1区 · 医学
Article
作者: Ip, Ho W. ; Tsui, Sze P. ; So, Jason C. C. ; Lee, Harold K. K. ; Wong, Kit F. ; Kho, Bonnie ; Yip, Sze F. ; Lin, Shek Y. ; Leung, Garret M. K. ; Ng, Margaret H. L. ; Luk, Tsan H. ; Leung, Anskar Y. H. ; Lau, Chi K. ; Cheng, Kelvin C. K. ; Lau, June S. M. ; Yang, Ning ; Siu, Lisa L. P. ; Au, Chun H. ; Ng, Nelson K. L. ; Kwong, Yok L. ; Lam, Stephen S. Y. ; Zhang, Chunxiao ; Ma, Edmond S. K. ; Chan, Tsun L.

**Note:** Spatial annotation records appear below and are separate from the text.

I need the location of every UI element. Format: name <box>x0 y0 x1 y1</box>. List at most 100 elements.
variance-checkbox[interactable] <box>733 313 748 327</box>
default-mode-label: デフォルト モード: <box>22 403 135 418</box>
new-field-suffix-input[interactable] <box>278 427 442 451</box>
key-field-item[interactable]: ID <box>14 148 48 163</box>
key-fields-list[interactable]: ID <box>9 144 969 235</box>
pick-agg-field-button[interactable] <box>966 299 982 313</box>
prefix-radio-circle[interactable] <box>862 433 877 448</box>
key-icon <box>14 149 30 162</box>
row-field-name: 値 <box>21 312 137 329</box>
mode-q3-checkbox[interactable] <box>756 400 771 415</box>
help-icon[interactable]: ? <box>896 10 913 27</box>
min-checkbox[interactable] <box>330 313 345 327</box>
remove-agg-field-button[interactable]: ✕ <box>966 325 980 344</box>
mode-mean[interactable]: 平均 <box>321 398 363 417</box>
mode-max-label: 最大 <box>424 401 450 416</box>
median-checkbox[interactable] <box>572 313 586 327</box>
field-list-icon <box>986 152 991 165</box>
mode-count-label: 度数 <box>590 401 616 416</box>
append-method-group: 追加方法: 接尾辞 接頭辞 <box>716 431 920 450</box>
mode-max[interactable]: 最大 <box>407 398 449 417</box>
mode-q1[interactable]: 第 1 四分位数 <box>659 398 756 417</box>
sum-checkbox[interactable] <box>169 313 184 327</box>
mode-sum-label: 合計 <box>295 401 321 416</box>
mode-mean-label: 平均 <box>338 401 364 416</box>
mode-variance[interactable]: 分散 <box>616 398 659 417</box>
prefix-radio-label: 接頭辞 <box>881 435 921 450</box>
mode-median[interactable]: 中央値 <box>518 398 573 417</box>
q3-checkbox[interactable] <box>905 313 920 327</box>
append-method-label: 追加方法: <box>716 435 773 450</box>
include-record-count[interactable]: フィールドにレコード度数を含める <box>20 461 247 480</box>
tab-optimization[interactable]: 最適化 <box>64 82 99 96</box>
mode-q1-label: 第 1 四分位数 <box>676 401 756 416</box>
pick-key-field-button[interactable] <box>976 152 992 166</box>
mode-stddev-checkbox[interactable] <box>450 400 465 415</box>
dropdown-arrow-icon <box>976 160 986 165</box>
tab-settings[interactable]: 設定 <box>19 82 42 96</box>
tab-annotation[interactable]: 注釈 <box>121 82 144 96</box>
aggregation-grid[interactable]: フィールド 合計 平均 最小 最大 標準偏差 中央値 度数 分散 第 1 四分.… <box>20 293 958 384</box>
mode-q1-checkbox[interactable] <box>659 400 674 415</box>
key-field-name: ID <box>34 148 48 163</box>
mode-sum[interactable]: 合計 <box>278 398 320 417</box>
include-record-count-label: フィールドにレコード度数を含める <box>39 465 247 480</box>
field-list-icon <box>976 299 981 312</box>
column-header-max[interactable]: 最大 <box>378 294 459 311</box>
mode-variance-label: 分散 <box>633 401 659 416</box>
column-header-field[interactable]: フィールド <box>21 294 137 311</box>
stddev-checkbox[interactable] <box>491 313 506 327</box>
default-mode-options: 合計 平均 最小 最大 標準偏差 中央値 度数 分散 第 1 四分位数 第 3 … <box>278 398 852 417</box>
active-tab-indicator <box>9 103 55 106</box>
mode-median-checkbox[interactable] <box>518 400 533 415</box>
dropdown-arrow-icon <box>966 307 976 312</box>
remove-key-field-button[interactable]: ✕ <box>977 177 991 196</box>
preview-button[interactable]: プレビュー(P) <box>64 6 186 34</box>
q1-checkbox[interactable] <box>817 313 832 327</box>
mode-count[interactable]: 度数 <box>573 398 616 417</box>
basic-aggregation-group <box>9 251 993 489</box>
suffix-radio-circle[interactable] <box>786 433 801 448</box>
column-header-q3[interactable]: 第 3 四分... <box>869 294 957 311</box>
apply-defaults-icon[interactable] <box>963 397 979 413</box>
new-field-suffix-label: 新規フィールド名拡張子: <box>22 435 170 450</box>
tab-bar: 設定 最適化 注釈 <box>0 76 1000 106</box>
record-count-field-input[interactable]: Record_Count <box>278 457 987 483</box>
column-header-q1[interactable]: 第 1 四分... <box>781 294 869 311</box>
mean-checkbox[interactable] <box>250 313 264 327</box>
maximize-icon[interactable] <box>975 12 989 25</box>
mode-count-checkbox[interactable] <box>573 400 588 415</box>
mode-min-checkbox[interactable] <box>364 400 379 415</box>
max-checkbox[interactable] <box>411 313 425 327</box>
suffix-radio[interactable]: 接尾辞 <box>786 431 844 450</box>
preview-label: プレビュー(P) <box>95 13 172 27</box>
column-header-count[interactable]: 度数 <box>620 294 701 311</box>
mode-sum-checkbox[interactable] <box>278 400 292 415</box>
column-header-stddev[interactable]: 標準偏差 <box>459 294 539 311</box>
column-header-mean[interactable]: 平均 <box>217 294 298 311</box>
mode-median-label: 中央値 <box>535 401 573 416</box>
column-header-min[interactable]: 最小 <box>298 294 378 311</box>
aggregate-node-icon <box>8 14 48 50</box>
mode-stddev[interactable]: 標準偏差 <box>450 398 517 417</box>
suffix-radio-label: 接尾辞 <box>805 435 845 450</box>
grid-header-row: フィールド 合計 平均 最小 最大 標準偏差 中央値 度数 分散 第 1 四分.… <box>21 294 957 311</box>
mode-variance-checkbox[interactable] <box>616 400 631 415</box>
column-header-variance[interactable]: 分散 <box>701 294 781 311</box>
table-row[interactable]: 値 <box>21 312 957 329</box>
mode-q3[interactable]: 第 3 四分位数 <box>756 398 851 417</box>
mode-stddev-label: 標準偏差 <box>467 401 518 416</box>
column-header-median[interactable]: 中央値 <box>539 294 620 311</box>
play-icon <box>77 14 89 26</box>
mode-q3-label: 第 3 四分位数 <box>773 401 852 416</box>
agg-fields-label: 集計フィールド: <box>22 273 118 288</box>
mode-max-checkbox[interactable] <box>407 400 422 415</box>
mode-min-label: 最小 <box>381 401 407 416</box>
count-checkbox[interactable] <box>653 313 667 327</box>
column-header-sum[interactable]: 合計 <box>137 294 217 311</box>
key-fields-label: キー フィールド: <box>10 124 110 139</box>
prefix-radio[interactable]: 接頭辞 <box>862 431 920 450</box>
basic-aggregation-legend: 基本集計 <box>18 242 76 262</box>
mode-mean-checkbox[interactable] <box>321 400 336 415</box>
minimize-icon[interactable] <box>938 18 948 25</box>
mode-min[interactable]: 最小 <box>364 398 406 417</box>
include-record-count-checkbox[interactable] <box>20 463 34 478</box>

AbstractThe present study aimed to define a subtype of complex/monosomal karyotype (CK/MK) acute myeloid leukemia (AML) by its distinct clinical features, p53 signaling and responses to p53 targeting agents. Ninety‐eight young adults (range: 21‐60 years; median: 49 years) with CK/MK AML were studied. They received standard induction, consolidation and allogeneic hematopoietic stem cell transplantation from siblings or matched unrelated donors if available. Chromosomal abnormalities most commonly affected chromosome 5 (30%), 7 (22%) and 17 (21%). Next generation sequencing of a 54‐myeloid gene panel were available in 76 patients. Tumor protein 53 (TP53) mutations were most common (49%) and associated with the presence of −5/5q‐ (P < .001) and −17/17p‐ (P < .001), but not −7/7q‐ (P = .370). This “typical” CK/MK AML subtype was associated with significantly lower presenting white cell counts, higher number of karyotypic abnormalities, and inferior leukemia‐free and overall survivals, compared with CK/MK AML without the typical features. Blood or bone marrow samples from typical CK/MK AML patients showed defective p53 signaling upon induction by etoposide. In vitro drug sensitivity analysis showed that they were sensitive to APR‐246 that targeted mutant p53, but resistant to MDM2 antagonist MI‐77301. Novel therapeutic strategies targeting TP53 mutations in CK/MK AML should be developed and tested in clinical trials.